I know the Garmin line best, but perhaps someone will add suggestions about DeLorme and Magellan.
The eTrex Legend HCx sounds like a good fit to me. Equipped with the City Navigator map set, it will take you through the 50 states and most of Canada. Buy the maps on DVD, not the preloaded SD card, and put them on the Mac for your trip planning and reloading the receiver with maps, routes, and waypoints. City Navigator does not include elevation data. The ACA maps show contour lines at large intervals, and their GPS waypoints include elevations in mountainous terrain. You could buy the Topo US 100K map set for full elevation coverage.
Having the Mac eliminates the need for huge map storage or waypoint storage in the GPSR. You will probably load maps every few weeks of riding. Other features of more expensive models: magnetic compass and barometric altimeter. The Legend shows your direction as soon as you start moving, but not when stopped. Its GPS altitude is less accurate than barometric, about +- 50 feet vs. +- 20 feet. Both are fine for cycling.
Use the free RoadTrip software to manage the maps, load them, take your daily tracks and waypoints, and plan routes.
Accessories you are likely to want: handlebar mount, 4 rechargeable AA batteries and an AC charger, MicroSD card (probably 2GB size), and card reader for the Mac if it does not have a slot. If you get a camera that uses AA batteries, it can share the charger and probably the card reader.

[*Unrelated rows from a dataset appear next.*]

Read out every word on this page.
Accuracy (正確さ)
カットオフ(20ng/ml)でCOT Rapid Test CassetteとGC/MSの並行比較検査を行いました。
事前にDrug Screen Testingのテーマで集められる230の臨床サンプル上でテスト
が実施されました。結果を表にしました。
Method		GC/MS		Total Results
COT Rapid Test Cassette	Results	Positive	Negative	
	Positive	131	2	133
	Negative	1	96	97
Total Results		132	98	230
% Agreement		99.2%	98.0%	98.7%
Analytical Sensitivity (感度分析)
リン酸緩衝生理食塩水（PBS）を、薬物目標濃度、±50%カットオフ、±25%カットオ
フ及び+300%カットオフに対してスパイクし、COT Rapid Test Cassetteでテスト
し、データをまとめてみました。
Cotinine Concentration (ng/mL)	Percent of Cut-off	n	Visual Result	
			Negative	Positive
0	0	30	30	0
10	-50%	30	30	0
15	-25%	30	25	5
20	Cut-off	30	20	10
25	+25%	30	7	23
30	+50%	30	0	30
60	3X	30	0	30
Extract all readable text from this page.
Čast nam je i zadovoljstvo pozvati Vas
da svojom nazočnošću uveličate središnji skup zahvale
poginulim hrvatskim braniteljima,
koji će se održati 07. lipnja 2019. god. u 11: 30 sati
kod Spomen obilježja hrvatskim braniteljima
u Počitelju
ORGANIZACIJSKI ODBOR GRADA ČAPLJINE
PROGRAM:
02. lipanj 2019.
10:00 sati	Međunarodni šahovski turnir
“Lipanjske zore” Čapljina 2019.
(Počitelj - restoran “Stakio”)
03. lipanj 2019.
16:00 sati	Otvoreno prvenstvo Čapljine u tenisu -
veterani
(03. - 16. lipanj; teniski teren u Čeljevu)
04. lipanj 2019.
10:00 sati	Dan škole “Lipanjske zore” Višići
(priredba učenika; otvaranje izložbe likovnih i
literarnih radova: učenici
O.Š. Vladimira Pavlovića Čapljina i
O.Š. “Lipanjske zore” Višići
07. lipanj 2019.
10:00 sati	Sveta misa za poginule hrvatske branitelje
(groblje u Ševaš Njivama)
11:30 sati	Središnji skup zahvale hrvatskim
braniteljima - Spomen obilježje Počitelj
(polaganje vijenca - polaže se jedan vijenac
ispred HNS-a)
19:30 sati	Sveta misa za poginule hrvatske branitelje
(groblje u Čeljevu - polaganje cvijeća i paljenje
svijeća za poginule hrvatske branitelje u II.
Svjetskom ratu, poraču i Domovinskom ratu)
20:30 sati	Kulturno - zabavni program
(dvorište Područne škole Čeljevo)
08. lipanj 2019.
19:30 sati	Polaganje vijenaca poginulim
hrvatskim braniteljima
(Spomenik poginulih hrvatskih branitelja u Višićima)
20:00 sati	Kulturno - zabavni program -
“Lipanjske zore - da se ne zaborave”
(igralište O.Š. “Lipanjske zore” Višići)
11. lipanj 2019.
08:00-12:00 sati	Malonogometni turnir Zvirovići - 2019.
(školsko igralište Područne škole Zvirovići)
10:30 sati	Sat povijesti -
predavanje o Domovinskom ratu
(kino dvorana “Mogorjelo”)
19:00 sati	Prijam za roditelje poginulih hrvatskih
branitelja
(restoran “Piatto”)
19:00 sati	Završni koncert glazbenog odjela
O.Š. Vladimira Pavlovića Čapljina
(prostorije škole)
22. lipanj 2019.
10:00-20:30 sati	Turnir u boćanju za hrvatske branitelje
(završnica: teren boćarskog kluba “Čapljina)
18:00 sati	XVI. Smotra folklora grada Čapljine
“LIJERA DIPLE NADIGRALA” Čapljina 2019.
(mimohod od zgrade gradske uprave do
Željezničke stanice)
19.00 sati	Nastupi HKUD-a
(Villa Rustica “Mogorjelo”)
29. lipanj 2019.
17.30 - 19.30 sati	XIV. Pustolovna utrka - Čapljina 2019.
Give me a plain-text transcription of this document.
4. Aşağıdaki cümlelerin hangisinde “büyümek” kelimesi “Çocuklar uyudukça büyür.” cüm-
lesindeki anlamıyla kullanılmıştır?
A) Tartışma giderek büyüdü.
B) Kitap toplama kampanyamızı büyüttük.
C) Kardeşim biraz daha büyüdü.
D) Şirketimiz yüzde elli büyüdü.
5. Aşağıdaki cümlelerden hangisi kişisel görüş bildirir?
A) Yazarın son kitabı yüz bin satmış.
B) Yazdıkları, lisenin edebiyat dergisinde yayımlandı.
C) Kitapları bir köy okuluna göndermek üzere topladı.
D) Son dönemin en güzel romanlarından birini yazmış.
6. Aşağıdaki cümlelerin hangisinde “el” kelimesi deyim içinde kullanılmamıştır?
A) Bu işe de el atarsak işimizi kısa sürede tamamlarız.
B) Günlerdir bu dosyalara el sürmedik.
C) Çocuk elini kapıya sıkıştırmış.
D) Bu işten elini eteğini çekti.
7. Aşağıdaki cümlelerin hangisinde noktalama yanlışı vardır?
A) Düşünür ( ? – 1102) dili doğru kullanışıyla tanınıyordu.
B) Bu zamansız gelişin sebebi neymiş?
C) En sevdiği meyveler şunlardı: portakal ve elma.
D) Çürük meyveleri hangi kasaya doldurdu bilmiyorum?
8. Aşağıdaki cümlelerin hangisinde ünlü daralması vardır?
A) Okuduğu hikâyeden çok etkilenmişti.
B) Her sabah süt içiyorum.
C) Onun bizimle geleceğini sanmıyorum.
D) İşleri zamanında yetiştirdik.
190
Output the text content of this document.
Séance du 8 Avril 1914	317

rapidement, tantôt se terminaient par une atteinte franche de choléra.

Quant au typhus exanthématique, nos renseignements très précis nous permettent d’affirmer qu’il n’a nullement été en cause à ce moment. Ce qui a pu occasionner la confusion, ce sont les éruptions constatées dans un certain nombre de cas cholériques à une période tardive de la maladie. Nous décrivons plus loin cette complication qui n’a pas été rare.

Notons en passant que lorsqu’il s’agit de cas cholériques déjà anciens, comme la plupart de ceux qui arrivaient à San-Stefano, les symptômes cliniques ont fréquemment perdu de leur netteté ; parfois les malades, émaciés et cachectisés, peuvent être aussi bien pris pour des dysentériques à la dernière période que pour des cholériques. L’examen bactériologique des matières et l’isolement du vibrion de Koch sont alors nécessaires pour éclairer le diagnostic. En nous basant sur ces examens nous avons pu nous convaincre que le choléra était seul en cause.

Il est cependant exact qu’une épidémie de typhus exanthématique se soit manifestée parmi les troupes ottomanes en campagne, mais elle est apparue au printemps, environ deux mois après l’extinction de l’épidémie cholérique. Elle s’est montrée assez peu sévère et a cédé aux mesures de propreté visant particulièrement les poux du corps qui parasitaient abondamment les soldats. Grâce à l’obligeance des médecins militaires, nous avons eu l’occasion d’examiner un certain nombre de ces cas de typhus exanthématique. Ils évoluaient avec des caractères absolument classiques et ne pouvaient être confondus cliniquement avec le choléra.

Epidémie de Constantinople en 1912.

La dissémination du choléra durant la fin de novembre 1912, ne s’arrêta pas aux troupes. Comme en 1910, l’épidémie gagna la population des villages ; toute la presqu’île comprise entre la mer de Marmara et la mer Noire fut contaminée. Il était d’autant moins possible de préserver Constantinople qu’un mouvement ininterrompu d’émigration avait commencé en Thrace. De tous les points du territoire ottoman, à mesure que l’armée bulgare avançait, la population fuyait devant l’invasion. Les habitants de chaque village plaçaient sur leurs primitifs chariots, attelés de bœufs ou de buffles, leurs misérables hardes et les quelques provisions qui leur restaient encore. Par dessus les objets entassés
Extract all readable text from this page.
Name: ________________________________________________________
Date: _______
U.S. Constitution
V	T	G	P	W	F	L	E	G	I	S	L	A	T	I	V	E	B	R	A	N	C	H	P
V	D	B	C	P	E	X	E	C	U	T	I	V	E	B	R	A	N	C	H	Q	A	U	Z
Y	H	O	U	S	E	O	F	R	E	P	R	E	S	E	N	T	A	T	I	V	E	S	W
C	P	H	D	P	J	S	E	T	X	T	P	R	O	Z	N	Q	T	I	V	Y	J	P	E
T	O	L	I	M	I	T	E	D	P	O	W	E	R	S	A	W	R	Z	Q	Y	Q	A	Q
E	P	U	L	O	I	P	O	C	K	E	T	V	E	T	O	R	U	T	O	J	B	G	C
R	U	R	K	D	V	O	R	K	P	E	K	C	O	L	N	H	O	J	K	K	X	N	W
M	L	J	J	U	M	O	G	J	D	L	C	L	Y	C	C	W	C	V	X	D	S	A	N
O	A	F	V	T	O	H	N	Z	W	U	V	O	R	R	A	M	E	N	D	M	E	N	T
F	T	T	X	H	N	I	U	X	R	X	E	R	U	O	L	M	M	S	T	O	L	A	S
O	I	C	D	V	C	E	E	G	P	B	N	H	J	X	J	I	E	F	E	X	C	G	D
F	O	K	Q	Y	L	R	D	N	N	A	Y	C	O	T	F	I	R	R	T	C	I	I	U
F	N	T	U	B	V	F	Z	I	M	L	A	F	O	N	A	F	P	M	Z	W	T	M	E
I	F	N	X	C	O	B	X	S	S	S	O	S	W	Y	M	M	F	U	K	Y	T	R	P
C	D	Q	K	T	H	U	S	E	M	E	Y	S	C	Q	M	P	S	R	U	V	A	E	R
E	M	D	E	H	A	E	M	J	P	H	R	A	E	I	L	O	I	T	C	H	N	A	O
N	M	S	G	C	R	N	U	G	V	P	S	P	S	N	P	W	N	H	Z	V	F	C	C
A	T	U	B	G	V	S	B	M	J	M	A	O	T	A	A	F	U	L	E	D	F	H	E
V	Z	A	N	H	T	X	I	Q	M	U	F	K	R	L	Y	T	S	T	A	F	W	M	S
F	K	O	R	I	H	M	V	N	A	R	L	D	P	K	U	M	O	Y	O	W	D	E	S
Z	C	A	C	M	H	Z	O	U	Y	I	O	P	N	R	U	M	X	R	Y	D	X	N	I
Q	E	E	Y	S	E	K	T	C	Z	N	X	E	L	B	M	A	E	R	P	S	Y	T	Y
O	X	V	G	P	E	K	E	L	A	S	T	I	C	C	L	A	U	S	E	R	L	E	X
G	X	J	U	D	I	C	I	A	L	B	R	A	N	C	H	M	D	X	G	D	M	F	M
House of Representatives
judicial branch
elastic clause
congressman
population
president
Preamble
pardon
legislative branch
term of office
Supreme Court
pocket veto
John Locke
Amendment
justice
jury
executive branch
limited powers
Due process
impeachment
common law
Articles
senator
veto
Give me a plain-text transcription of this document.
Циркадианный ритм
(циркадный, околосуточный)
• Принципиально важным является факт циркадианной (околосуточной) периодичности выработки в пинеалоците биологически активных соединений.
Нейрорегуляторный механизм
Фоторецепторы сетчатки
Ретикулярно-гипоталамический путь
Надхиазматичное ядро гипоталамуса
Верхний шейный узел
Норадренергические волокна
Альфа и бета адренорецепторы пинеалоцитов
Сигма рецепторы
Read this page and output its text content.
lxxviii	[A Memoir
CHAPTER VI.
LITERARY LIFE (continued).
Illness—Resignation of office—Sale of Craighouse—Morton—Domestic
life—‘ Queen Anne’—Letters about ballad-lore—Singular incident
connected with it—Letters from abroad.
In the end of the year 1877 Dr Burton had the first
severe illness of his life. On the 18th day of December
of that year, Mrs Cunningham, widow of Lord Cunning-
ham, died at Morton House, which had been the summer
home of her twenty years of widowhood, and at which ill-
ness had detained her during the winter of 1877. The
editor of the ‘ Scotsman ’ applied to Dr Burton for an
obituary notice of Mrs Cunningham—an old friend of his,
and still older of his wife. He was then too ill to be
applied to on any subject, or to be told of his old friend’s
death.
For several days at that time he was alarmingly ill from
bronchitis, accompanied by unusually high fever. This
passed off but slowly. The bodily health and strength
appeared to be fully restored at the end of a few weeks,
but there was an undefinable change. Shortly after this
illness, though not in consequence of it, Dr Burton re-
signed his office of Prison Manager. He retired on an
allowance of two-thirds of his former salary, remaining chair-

This unit does distance and speed, but not cadence nor heart rate. (The Edge series does, but it is not suited for touring, being specialized for training.) No temperature, either, but a keychain thermometer does as well.
I still use a bike computer beside the GPSR, mainly for cadence and as backup for distance. GPS eliminates the mental subtraction exercises that we all did when estimating the next turn.
GPS takes some practice to use well. Plan to spend an hour in an easy chair with receiver and owner's manual, then take it on local rides to see how it does on routes you know. A few hundred miles will give you a good idea of what it can and cannot do.
Finally, be sure to have paper maps and a keychain compass along. Electronics gets lost and broken too often to not have a backup. I think of the GPSR as an adjunct to the ACA maps. It is a good navigator, but lacks the cycling knowledge built into those maps.